The action stemmed from protests in the predominantly white neighborhood against newly arrived black homeowners. A state of emergency prohibiting most gatherings of more than four people was imposed Nov. 22. One couple's vacant home was set afire Dec. 12.

Goode said he was investigating why no arrests were made during the demonstrations. "People in my view broke the law and were not arrested," he said. Goode also said he was checking reports that the 12th Police District, which patrols the neighborhood, was being used as a "dumping ground" for bad police officers.

Meanwhile, addressing city officials Thursday night at the swearing-in of a new police commissioner, Goode said he has "fallen short" in some respects -- mentioning the fatal police confrontation with the radical MOVE group last May -- but holds out hope for "new opportunities" in 1986.

"Although we had difficult problems in 1985 -- and the tragic event on May 13 will forever remain in all our minds -- we're going to put 1985 in perspective. And that is, '85 is a past year," Goode said.

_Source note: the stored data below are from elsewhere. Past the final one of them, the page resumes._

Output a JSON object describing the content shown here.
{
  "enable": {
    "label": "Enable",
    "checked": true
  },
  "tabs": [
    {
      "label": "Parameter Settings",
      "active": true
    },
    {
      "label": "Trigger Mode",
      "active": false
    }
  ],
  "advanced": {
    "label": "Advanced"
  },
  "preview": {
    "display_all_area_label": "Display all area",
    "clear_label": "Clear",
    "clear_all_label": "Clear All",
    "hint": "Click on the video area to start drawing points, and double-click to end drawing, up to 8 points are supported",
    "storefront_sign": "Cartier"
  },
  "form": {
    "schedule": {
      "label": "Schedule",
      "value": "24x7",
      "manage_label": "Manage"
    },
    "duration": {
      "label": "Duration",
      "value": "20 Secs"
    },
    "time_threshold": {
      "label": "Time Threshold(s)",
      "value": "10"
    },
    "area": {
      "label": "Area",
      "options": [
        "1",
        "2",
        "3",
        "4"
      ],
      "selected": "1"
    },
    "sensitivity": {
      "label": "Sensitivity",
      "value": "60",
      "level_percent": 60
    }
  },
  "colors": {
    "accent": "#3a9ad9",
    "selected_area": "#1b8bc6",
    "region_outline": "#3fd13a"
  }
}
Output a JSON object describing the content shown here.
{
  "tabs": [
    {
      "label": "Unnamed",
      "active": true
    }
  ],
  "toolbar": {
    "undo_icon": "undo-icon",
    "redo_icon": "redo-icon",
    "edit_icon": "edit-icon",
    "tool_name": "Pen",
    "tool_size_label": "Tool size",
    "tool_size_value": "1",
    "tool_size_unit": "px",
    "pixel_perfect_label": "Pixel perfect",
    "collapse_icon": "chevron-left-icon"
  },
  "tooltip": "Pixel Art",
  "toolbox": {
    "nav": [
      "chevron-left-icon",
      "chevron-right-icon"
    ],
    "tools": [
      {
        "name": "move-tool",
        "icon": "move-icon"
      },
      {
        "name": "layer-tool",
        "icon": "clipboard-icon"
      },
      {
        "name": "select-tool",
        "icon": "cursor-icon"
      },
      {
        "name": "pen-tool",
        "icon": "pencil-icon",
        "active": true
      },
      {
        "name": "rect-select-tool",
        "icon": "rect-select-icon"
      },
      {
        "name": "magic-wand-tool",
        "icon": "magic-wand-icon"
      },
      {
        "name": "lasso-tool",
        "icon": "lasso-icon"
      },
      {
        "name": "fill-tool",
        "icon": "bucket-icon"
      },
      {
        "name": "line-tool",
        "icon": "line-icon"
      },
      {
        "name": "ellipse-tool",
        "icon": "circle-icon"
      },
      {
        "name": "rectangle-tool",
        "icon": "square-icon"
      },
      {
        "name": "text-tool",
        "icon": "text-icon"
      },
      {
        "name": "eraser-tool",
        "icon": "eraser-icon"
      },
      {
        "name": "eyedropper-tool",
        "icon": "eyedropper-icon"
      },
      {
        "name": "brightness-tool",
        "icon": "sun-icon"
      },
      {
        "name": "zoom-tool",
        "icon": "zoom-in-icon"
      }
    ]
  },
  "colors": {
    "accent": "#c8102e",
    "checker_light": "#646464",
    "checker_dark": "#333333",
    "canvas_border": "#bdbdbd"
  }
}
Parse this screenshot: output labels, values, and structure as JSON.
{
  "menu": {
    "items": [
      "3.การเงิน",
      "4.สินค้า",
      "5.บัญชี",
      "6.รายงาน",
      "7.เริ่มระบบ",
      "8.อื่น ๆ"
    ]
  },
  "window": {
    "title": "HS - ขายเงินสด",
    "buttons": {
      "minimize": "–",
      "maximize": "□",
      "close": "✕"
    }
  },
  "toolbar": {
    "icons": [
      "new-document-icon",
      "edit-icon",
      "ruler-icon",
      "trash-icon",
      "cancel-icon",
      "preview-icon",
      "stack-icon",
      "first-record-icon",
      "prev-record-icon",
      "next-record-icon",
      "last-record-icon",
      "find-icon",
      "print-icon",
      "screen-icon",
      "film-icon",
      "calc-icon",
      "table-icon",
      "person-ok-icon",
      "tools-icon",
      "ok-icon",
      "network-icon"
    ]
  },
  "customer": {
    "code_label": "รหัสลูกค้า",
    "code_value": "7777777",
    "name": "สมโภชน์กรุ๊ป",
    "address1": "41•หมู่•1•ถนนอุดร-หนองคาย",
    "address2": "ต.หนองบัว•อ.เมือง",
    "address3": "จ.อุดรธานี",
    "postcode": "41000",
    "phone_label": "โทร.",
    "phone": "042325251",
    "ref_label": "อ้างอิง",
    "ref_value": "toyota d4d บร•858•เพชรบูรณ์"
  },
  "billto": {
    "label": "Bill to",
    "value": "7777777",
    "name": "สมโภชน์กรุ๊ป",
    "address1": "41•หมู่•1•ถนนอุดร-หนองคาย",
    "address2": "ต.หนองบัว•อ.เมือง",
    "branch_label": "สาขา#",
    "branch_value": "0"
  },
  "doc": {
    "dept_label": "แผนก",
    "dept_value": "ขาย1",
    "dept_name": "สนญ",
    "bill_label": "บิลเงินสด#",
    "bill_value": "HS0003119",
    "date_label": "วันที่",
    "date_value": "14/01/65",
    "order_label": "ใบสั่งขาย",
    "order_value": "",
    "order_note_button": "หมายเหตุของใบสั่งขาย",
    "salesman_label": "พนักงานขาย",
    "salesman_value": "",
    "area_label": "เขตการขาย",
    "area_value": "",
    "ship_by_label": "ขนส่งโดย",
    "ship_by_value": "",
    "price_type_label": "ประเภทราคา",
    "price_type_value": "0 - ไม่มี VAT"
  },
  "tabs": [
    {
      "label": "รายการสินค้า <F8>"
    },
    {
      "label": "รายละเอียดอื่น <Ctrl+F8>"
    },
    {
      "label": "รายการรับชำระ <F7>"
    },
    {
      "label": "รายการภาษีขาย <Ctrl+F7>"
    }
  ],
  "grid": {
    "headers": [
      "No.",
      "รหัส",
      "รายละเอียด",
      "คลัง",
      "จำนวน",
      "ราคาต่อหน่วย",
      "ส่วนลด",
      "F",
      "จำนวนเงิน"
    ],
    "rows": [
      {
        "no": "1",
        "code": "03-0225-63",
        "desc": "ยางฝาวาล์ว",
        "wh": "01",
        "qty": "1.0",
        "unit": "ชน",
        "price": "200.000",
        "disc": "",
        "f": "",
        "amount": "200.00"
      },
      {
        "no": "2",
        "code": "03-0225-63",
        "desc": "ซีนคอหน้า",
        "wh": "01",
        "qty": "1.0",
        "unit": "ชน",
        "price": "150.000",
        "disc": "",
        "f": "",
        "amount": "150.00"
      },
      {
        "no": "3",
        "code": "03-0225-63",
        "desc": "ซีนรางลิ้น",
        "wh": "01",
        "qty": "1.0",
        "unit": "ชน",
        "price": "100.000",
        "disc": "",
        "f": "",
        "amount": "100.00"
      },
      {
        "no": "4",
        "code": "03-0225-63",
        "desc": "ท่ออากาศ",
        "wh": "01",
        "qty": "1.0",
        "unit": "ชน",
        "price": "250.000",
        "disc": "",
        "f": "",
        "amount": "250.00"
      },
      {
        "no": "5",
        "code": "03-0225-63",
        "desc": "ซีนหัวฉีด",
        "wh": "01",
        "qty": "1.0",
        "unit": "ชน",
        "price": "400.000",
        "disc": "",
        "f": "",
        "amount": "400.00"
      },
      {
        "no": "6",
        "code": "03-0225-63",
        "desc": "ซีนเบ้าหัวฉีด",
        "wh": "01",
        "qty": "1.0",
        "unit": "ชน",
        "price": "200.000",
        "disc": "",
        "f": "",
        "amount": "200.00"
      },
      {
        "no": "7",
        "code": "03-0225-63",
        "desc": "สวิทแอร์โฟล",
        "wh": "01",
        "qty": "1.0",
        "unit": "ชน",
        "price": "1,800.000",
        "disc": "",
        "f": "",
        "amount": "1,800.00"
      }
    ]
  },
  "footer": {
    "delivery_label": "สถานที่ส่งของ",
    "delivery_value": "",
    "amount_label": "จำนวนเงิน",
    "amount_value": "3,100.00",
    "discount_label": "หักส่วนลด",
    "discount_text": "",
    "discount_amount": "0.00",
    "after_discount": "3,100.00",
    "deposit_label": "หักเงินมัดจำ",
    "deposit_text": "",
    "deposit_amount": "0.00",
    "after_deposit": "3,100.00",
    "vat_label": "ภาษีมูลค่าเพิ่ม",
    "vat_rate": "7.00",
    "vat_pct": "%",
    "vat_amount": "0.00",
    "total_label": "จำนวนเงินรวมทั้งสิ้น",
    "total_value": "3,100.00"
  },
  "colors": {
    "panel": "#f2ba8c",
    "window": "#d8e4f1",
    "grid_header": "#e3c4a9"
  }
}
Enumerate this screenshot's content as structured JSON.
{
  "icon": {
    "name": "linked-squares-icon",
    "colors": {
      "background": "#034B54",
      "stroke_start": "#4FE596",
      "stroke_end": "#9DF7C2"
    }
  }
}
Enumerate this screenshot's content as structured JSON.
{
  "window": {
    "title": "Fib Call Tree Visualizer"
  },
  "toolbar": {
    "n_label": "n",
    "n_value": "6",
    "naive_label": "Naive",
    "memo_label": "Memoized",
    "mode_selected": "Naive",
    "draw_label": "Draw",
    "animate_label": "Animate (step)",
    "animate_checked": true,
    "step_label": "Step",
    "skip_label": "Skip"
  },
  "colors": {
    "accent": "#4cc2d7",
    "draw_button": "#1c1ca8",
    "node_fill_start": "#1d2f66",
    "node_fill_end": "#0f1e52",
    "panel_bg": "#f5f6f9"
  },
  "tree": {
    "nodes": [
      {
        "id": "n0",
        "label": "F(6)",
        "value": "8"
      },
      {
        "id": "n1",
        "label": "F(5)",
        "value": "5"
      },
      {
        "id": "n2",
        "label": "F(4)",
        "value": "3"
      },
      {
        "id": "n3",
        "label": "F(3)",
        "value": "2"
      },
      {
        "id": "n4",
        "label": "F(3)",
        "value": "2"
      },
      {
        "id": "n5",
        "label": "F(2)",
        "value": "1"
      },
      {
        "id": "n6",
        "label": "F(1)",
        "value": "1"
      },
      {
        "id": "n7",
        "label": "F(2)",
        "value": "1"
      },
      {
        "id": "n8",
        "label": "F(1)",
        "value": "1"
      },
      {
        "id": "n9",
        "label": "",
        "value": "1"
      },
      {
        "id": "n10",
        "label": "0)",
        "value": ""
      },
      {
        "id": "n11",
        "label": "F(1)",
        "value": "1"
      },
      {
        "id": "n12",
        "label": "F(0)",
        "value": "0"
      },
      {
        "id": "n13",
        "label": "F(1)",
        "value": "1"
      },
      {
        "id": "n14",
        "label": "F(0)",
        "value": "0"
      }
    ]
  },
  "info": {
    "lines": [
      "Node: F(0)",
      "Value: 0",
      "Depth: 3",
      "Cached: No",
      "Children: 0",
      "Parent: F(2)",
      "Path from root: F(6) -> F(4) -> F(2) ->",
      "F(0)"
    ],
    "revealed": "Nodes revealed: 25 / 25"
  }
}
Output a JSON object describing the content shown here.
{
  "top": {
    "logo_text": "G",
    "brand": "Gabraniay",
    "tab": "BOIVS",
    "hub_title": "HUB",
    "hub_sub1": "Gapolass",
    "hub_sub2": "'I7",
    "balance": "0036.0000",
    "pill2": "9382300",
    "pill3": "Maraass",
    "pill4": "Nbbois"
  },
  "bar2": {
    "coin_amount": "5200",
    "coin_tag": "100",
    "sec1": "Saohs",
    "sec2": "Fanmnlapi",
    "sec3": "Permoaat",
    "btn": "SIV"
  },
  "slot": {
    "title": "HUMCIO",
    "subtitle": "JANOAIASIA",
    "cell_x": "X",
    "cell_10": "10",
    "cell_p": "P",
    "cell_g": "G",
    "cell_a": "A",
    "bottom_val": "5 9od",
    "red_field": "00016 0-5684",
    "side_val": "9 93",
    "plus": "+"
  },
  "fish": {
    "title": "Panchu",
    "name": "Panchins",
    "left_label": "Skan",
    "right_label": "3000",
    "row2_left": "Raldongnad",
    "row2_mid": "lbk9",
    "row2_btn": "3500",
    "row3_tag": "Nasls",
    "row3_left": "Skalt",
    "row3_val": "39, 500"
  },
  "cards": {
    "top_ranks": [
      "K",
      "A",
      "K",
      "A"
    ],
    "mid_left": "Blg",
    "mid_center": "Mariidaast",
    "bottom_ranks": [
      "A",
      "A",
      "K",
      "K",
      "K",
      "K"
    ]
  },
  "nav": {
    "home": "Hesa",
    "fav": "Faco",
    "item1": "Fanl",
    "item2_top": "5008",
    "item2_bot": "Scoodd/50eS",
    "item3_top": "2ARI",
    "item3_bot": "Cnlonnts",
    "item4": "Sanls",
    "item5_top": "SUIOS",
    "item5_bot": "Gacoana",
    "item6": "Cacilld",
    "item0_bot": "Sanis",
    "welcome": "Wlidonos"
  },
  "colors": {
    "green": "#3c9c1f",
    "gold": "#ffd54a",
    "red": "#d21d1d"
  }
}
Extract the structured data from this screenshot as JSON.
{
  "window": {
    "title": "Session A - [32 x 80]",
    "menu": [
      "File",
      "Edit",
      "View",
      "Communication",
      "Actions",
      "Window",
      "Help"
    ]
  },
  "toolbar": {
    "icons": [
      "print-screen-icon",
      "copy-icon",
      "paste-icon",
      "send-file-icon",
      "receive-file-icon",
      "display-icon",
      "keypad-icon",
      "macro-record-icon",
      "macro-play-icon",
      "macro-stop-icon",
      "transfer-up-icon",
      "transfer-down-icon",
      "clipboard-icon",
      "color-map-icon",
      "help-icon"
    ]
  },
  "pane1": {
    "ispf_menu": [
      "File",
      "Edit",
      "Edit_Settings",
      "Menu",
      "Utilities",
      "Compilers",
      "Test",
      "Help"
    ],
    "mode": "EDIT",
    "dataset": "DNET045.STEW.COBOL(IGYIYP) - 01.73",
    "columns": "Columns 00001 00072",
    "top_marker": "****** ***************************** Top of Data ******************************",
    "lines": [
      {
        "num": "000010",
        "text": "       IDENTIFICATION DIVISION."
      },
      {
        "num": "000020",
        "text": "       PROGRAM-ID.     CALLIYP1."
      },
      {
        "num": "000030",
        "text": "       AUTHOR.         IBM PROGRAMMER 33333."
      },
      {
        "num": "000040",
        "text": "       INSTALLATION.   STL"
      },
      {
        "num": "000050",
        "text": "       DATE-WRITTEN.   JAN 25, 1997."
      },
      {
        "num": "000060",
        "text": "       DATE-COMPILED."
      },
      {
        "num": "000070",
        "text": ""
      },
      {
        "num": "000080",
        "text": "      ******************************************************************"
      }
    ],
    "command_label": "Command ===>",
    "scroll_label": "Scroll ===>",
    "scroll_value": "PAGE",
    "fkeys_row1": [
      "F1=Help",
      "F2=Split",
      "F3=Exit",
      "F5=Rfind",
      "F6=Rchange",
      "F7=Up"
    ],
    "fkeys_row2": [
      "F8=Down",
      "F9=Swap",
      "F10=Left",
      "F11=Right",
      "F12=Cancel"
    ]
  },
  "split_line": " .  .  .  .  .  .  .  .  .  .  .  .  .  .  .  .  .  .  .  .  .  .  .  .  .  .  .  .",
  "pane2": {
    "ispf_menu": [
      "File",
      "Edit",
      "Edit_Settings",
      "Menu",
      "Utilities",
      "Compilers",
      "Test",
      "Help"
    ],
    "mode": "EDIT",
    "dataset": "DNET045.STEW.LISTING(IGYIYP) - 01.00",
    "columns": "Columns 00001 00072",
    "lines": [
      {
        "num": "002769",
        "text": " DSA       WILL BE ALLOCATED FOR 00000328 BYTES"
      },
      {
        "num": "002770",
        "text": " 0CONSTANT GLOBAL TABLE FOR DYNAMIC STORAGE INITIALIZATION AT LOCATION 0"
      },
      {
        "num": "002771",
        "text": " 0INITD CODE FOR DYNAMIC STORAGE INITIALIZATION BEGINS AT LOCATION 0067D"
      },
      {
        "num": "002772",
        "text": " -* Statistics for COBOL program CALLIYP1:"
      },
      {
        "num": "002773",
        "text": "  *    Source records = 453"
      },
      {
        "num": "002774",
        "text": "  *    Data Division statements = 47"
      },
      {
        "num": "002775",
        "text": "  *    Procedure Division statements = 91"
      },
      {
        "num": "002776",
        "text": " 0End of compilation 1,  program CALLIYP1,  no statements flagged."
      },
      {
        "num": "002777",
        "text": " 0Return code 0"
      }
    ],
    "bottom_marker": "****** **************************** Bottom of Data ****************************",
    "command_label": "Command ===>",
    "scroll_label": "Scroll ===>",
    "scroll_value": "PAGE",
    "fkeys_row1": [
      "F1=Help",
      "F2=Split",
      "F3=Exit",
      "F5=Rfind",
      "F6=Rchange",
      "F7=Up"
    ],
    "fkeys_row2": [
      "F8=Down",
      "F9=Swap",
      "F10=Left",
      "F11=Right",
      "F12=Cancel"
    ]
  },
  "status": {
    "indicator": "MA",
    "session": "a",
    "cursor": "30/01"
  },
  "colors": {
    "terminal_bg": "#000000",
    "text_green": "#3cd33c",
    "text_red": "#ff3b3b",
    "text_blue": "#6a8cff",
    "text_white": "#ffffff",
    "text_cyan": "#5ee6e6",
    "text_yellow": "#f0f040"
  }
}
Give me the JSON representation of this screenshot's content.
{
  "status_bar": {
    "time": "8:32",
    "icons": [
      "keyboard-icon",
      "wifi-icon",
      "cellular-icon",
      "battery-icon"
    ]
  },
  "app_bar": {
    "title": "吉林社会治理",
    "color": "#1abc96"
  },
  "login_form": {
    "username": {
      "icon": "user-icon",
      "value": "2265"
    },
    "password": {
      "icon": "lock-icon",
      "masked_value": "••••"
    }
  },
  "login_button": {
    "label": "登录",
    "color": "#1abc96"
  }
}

Kevin Tucker, a former Secret Service agent, was sworn in to succeed police commissioner Gregore Sambor, who resigned after the MOVE episode. Also sworn in were City Solicitor Handsel Minyard and Finance Director Carlo Gambetta.

Goode said Thursday that he wanted to look beyond the convictions of 29 former police officers for taking bribes to protect gambling and prostitution, and the MOVE fire in which 11 people died and 61 homes were destroyed after police bombed the MOVE house.

"We will protect the safety of our citizens, and their property, through a law enforcement system that is free of corruption and abuse," the mayor said.

Goode said police would continue to guard the house of an interracial couple who remained in the troubled southwest neighborhood despite harassment. He also said the city would set up a crisis management system for racially sensitive areas.